Rocket League blasts into ESports
With all the huge ESports events going on right now, you could be forgiven for thinking there’s no room for newer games to show off their potential for competitive gaming. Step forward Rocket League.
Basically playing like an episode of UK Top Gear, the goal is to boot the ball into the back of the opponents net… with rocket powered cars. Oh, and these cars can jump, flip, spin in mid air, fly, and are capable of righting themselves if knocked upside down. With a pitch like that its easy to understand why Rocket League’s popularity has exploded on release, with a mass of videos across the internet showing the greatest shots, and the most hilarious fails.
The simplicity of Rocket League is perhaps one of the biggest draws for players right now. You have an arena, two teams of between 1 and 4 players, 2 goals to aim for, and a ball to fight over for 5 minutes. Your car reacts to input like any other in game car might, with the additions of a boost, a jump, and a double jump. While there are different visual styles for the arena, the layout is the same across all of them. Similarly, while there’s a mass of different cars and visual modifications you can change at your will, the cars all perform exactly the same.
The game is simple and fun to get into, but this simplicity hides a complex core. Mastering control of your car is essential, and looking up videos of the best on the internet will make your jaw drop as you watch them fly across the arena, dancing around other cars and juggling the ball, before slamming it into the back of the enemy net in the satisfying explosion that marks every goal scored. It truly is the pinnacle of ‘Easy to learn, hard to master’.

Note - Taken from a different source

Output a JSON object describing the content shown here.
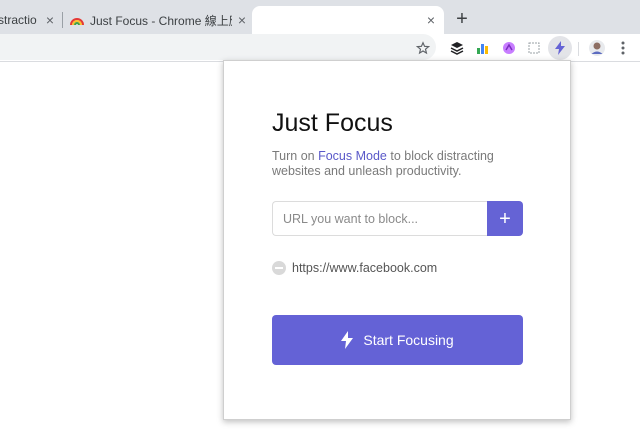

Practice however is easy to get, as there’s a large selection of practice modes based around attacking, defending and general movement including flying. The bots that you can play against will always provide a good challenge against a decent range of difficulty selections, and you can also play a ‘season’, a league spanning a set number of games in which the best teams compete in the playoffs at the end to determine the overall champion.
What really brings the game alive though is the multiplayer, and brilliantly supports cross platform play as well as local split screen. Rocket League is at its best when there’s human opponents on the other side of the arena, facing down your team before the countdown that inevitably sends you all hurling towards the ball in the centre, and the subsequent brawl sending cars flying everywhere before everyone scrambles for the ball that was likely altogether forgotten for a moment in the hilarious melee. Even 1v1 is a joy to play, a tense, heart-wrenching joy, where the most ridiculous of shots can come together, bouncing off walls and even your opponent before nabbing you the point, or the slightest of mistakes can give your opponent the break he needs to nudge the ball into an empty net.
Unsurprisingly, this tension and excitement, both for players and spectators, has caused ESports giant ESL to start up their own 3v3 tournaments. The signups to which are looking pretty solid. Other ESports organisations will likely seek to follow suit as Rocket League’s popularity appears to continue to expand, and with good reason. The developers state that they’re looking to add more to the game including tweaks to gameplay, new and more complex arenas, mod and workshop support for custom games, and paid DLC which would contain more visual customisations for player cars. With that kind of support behind it, the future for Rocket League certainly looks bright.